THE FRONT RUNNER Review: Strong Convictions, Weak Platform

Jason Reitman’s second movie of the year is yet another near miss.

There’s a certain futility in looking to past election cycles to glean insight on the modern state of things. It's not that there isn’t anything to learn from the decades of mistakes that brought us to the brink of democratic collapse, but simply that there aren’t really any elections that bear sufficient similarities to that which produced President Donald Trump. And just to be clear, The Front Runner is not a direct commentary on the Trump presidency or even necessarily an examination of the mechanisms that brought him to power, but in telling a story about a turning point in the celebritization of politics, it is attempting to make points about the relationship between the news media and political campaigns. And yet, as prescient as such a point should be in an era where celebrity is the sole qualification of the single most powerful man in the country, The Front Runner can’t quite seem to find the footing to say anything consistently insightful for modernity, as much as it might try to mine the past for problems in need of solving.

Following the 1988 campaign of Democratic candidate Gary Hart (Hugh Jackman), The Front Runner examines why exactly a campaign once thought to be an unstoppable force ultimately fell apart in a mere span of three weeks. Jackman’s portrayal of Hart is purposely distant and enigmatic, a portrait of a private man who paradoxically wants to hold the most powerful – and consequently the most public – position in the U.S. government. When journalists start asking him questions about the sanctity of his marriage, Hart becomes defensive and cagey, claiming that his personal life has no bearing on his policy arguments. However, as journalists begin poking around outside Hart’s townhome, it becomes clear that he may not be as faithful to his wife as he claims - a notion that spirals out of control, as his and his family’s private lives overshadow the political thrust of his campaign.

What director Jason Reitman is very skilled at showing is a dark impulse by journalists to latch on to scandalous and salacious stories for the sake of attracting viewership and readership, regardless of the harm they cause to the players in those stories. The Front Runner portrays many journalists, particularly those who work in front of cameras, as obsessed with appearance and objectively focused to a fault, and this calls attention to the ethical gap between journalists' social purpose and the reality of journalistic careers. If Reitman and the film’s screenwriters had sat on one side of the divide, examining the Fourth Estate’s collapse into competitions for tabloid scoops, this could have been a powerful piece of cultural criticism.

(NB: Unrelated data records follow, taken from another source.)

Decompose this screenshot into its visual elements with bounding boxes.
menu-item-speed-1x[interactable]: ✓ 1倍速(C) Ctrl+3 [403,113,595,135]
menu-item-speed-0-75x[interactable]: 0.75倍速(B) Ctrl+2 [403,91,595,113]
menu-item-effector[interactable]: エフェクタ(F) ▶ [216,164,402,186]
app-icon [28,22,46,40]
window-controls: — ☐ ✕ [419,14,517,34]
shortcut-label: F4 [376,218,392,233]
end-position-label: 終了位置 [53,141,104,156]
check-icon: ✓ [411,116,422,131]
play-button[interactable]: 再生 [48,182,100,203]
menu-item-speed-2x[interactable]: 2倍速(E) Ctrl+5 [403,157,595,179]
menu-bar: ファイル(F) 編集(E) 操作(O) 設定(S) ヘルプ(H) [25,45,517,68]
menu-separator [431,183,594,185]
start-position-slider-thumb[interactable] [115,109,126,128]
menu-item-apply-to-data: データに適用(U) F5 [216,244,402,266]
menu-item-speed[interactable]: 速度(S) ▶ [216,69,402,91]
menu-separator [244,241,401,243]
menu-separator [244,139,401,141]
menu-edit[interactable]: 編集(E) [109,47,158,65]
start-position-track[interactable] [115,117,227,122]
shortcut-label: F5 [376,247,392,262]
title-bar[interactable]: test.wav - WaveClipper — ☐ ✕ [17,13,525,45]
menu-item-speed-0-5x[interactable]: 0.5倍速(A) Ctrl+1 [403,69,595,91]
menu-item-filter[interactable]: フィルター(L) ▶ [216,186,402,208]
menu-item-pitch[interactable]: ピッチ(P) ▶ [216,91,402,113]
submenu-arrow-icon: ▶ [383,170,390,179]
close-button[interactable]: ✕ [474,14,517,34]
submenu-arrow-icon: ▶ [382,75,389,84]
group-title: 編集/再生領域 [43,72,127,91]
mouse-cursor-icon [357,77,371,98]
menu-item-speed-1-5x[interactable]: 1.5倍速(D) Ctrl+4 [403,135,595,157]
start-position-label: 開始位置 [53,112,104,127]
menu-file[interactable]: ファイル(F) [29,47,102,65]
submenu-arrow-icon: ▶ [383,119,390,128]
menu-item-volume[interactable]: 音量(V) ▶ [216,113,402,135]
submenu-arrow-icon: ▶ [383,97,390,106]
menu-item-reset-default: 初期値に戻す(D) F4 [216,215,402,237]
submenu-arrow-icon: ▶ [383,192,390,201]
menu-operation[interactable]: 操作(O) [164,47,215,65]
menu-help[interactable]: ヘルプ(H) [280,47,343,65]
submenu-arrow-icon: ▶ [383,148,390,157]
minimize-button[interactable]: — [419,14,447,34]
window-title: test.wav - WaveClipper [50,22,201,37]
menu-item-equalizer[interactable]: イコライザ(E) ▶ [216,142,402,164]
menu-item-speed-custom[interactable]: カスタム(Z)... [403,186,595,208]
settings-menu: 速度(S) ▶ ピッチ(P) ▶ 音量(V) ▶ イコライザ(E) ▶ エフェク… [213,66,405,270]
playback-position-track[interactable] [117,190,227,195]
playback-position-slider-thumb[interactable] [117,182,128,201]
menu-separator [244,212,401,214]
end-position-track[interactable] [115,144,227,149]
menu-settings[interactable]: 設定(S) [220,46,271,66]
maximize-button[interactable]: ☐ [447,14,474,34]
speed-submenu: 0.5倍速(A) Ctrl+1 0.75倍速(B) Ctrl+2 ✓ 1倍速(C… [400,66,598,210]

Alas, this isn’t the tactic Reitman takes, instead taking on too broad a scope so as to encapsulate Hart’s character flaws and the questionable tactics of his campaign staff. This has the effect of removing any sort of ideological center from the film, turning almost every scene into a tug-of-war where characters debate the merits of how far gone they are from ethical purity. Journalistic truth-seeking is important, but there are limits. Public figures deserve a measure of privacy, but there are limits. Personal ethics matter as a reflection of public policy, but there are limits. The problem is that the film never quite finds what those limits are, and because it doesn’t settle on just one or even a few of these issues, it collapses under the weight of its own ambition, painting every player as compromised without any idea of what to say beyond that.

The Front Runner feels like it wants to impose a series of unanswerable conundrums for its audience to meditate upon, but instead it leaves us with a cynical take on human nature’s tendency to self-destruct cultural norms for the sake of personal ambitions, and it doesn’t quite know what to do with that conclusion. There’s no message of hope, no condemnation of any or all parties, no emotional culmination of everything presented. There’s just a void of nihilism, and while that might be preferable to the problematic aspects of Reitman’s other 2018 film, it still leaves one wanting for a film that might have been, much as we might be left wanting for a world where Gary Hart and certain other candidates had become president.